In sum, anarcho-primitivism is the conclusion that if the future isn’t
somehow primitive, there won’t be a future. Every past civilization has
failed and this one, the only one left, is rapidly on the road to
self-destruction. The key force or ethos of civilization is
domestication, starting with animals and plants and always going
forward. It is control, ever deepening and extending, including
nanotechnology and total surveillance. Free life disappears along with
the health of the biosphere itself. This or that reform which does not
tackle the nature of civ, which is domestication, is superficial and futile.
In 1994 you wrote in your book Future Primitive and Other Essays you
said “Never before have people been so infantalized, made so dependent
on the machine for everything; as the earth rapidly approaches its
extinction due to technology, our souls are shrunk and flattened by its
pervasive rule.” How do you feel things have gone in the 20 years since
then?
That quote is even more obviously valid now than it was in 1994. In fact
the pace of the thing has increased. Extinction of species, empty lives,
the whole pathological totality worsens. Now we have rampage shootings
as an everyday phenomenon, rising chronic illnesses and suicide rates
and a more and more poisoned physical environment, to mention just a bit
of it. Hollow lives staring at screens, the sense of no future, the
direction could not be more stark. Avoidance, denial are understandable
given how bad it’s getting but facing up to reality must happen.
What do you consider the most positive aspects of a hunter-gatherer
society as opposed to a modern one.
I think the main plus is that hunter-gatherer life was face-to-face. In
band society people were accountable, had to take responsibility.
Whereas in mass society we have the opposite. Today, because of not
despite technology.we are more and more isolated. Community, the
fundamental aspect of non-domesticated and non-industrial life, is gone.
Full stop. Hence the shootings, by unmoored individuals, belonging to
nothing. Less work, too. Civilization means always more work, not to
mention chronic war and the objectification of women.

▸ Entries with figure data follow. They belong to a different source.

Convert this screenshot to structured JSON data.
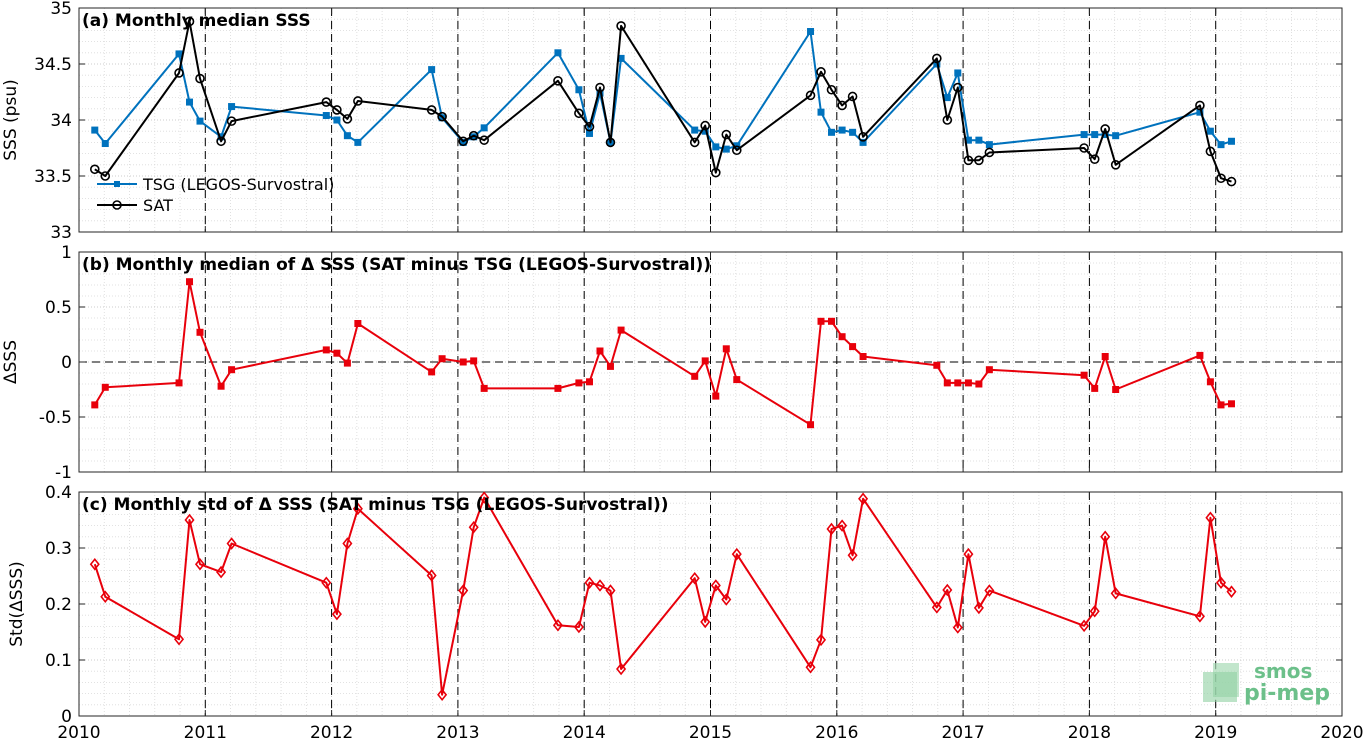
{
  "colors": {
    "tsg": "#0072BD",
    "sat": "#000000",
    "delta": "#E8000B",
    "grid": "#d9d9d9",
    "logo": "#6cc08a"
  },
  "logo": {
    "line1": "smos",
    "line2": "pi-mep"
  },
  "chart_data": [
    {
      "type": "line",
      "title": "(a) Monthly median SSS",
      "xlabel": "",
      "ylabel": "SSS (psu)",
      "xlim": [
        2010,
        2020
      ],
      "ylim": [
        33,
        35
      ],
      "xticks": [
        "2010",
        "2011",
        "2012",
        "2013",
        "2014",
        "2015",
        "2016",
        "2017",
        "2018",
        "2019",
        "2020"
      ],
      "yticks": [
        "33",
        "33.5",
        "34",
        "34.5",
        "35"
      ],
      "grid": true,
      "legend_position": "bottom-left",
      "series": [
        {
          "name": "TSG (LEGOS-Survostral)",
          "x": [
            2010.125,
            2010.208,
            2010.792,
            2010.875,
            2010.958,
            2011.125,
            2011.208,
            2011.958,
            2012.042,
            2012.125,
            2012.208,
            2012.792,
            2012.875,
            2013.042,
            2013.125,
            2013.208,
            2013.792,
            2013.958,
            2014.042,
            2014.125,
            2014.208,
            2014.292,
            2014.875,
            2014.958,
            2015.042,
            2015.125,
            2015.208,
            2015.792,
            2015.875,
            2015.958,
            2016.042,
            2016.125,
            2016.208,
            2016.792,
            2016.875,
            2016.958,
            2017.042,
            2017.125,
            2017.208,
            2017.958,
            2018.042,
            2018.125,
            2018.208,
            2018.875,
            2018.958,
            2019.042,
            2019.125
          ],
          "y": [
            33.91,
            33.79,
            34.59,
            34.16,
            33.99,
            33.85,
            34.12,
            34.04,
            34.0,
            33.86,
            33.8,
            34.45,
            34.02,
            33.8,
            33.85,
            33.93,
            34.6,
            34.27,
            33.88,
            34.24,
            33.8,
            34.55,
            33.91,
            33.9,
            33.76,
            33.74,
            33.77,
            34.79,
            34.07,
            33.89,
            33.91,
            33.89,
            33.8,
            34.5,
            34.2,
            34.42,
            33.82,
            33.82,
            33.78,
            33.87,
            33.87,
            33.87,
            33.86,
            34.07,
            33.9,
            33.78,
            33.81
          ]
        },
        {
          "name": "SAT",
          "x": [
            2010.125,
            2010.208,
            2010.792,
            2010.875,
            2010.958,
            2011.125,
            2011.208,
            2011.958,
            2012.042,
            2012.125,
            2012.208,
            2012.792,
            2012.875,
            2013.042,
            2013.125,
            2013.208,
            2013.792,
            2013.958,
            2014.042,
            2014.125,
            2014.208,
            2014.292,
            2014.875,
            2014.958,
            2015.042,
            2015.125,
            2015.208,
            2015.792,
            2015.875,
            2015.958,
            2016.042,
            2016.125,
            2016.208,
            2016.792,
            2016.875,
            2016.958,
            2017.042,
            2017.125,
            2017.208,
            2017.958,
            2018.042,
            2018.125,
            2018.208,
            2018.875,
            2018.958,
            2019.042,
            2019.125
          ],
          "y": [
            33.56,
            33.5,
            34.42,
            34.88,
            34.37,
            33.81,
            33.99,
            34.16,
            34.09,
            34.01,
            34.17,
            34.09,
            34.03,
            33.81,
            33.86,
            33.82,
            34.35,
            34.06,
            33.94,
            34.29,
            33.8,
            34.84,
            33.8,
            33.95,
            33.53,
            33.87,
            33.73,
            34.22,
            34.43,
            34.27,
            34.13,
            34.21,
            33.85,
            34.55,
            34.0,
            34.29,
            33.64,
            33.64,
            33.71,
            33.75,
            33.65,
            33.92,
            33.6,
            34.13,
            33.72,
            33.48,
            33.45
          ]
        }
      ]
    },
    {
      "type": "line",
      "title": "(b) Monthly median of Δ SSS (SAT minus TSG (LEGOS-Survostral))",
      "xlabel": "",
      "ylabel": "ΔSSS",
      "xlim": [
        2010,
        2020
      ],
      "ylim": [
        -1,
        1
      ],
      "xticks": [
        "2010",
        "2011",
        "2012",
        "2013",
        "2014",
        "2015",
        "2016",
        "2017",
        "2018",
        "2019",
        "2020"
      ],
      "yticks": [
        "-1",
        "-0.5",
        "0",
        "0.5",
        "1"
      ],
      "grid": true,
      "zero_line": true,
      "series": [
        {
          "x": [
            2010.125,
            2010.208,
            2010.792,
            2010.875,
            2010.958,
            2011.125,
            2011.208,
            2011.958,
            2012.042,
            2012.125,
            2012.208,
            2012.792,
            2012.875,
            2013.042,
            2013.125,
            2013.208,
            2013.792,
            2013.958,
            2014.042,
            2014.125,
            2014.208,
            2014.292,
            2014.875,
            2014.958,
            2015.042,
            2015.125,
            2015.208,
            2015.792,
            2015.875,
            2015.958,
            2016.042,
            2016.125,
            2016.208,
            2016.792,
            2016.875,
            2016.958,
            2017.042,
            2017.125,
            2017.208,
            2017.958,
            2018.042,
            2018.125,
            2018.208,
            2018.875,
            2018.958,
            2019.042,
            2019.125
          ],
          "y": [
            -0.39,
            -0.23,
            -0.19,
            0.73,
            0.27,
            -0.22,
            -0.07,
            0.11,
            0.08,
            -0.01,
            0.35,
            -0.09,
            0.03,
            0.0,
            0.01,
            -0.24,
            -0.24,
            -0.19,
            -0.18,
            0.1,
            -0.04,
            0.29,
            -0.13,
            0.01,
            -0.31,
            0.12,
            -0.16,
            -0.57,
            0.37,
            0.37,
            0.23,
            0.14,
            0.05,
            -0.03,
            -0.19,
            -0.19,
            -0.19,
            -0.2,
            -0.07,
            -0.12,
            -0.24,
            0.05,
            -0.25,
            0.06,
            -0.18,
            -0.39,
            -0.38
          ]
        }
      ]
    },
    {
      "type": "line",
      "title": "(c) Monthly std of Δ SSS (SAT minus TSG (LEGOS-Survostral))",
      "xlabel": "",
      "ylabel": "Std(ΔSSS)",
      "xlim": [
        2010,
        2020
      ],
      "ylim": [
        0,
        0.4
      ],
      "xticks": [
        "2010",
        "2011",
        "2012",
        "2013",
        "2014",
        "2015",
        "2016",
        "2017",
        "2018",
        "2019",
        "2020"
      ],
      "yticks": [
        "0",
        "0.1",
        "0.2",
        "0.3",
        "0.4"
      ],
      "grid": true,
      "series": [
        {
          "x": [
            2010.125,
            2010.208,
            2010.792,
            2010.875,
            2010.958,
            2011.125,
            2011.208,
            2011.958,
            2012.042,
            2012.125,
            2012.208,
            2012.792,
            2012.875,
            2013.042,
            2013.125,
            2013.208,
            2013.792,
            2013.958,
            2014.042,
            2014.125,
            2014.208,
            2014.292,
            2014.875,
            2014.958,
            2015.042,
            2015.125,
            2015.208,
            2015.792,
            2015.875,
            2015.958,
            2016.042,
            2016.125,
            2016.208,
            2016.792,
            2016.875,
            2016.958,
            2017.042,
            2017.125,
            2017.208,
            2017.958,
            2018.042,
            2018.125,
            2018.208,
            2018.875,
            2018.958,
            2019.042,
            2019.125
          ],
          "y": [
            0.271,
            0.213,
            0.137,
            0.35,
            0.271,
            0.257,
            0.308,
            0.238,
            0.182,
            0.308,
            0.37,
            0.251,
            0.038,
            0.224,
            0.337,
            0.39,
            0.162,
            0.159,
            0.238,
            0.233,
            0.224,
            0.084,
            0.246,
            0.168,
            0.233,
            0.208,
            0.289,
            0.087,
            0.136,
            0.334,
            0.34,
            0.287,
            0.388,
            0.194,
            0.225,
            0.158,
            0.289,
            0.193,
            0.224,
            0.161,
            0.187,
            0.32,
            0.219,
            0.178,
            0.354,
            0.238,
            0.222
          ]
        }
      ]
    }
  ]
}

I know you are probably a bit tired, or really tired, of talking about
it, but can you touch on your relationship with Ted Kacynski?
Kevin Tucker and I found Kacynski making dishonest use of sources in his
critique of anarcho-primitivism. That cannot be tolerated. One may think
that anarcho-primitivism bases itself on faulty grounding but we try
very hard to be scrupulous about the evidence, e.g. anthropological
evidence. Bad faith blocks discourse about disagreements. Dialog is
essential but some things prevent it.
You said in an recent interview your book Why Hope that your book was
addressing the “nihilism and retreat within the anarchist movement”. Why
should we care what happens to us, or the world at this point?
For those who don’t care about themselves or the world, all ideas are
irrelevant, eh? Our work is not for cynics or others who prefer surrender.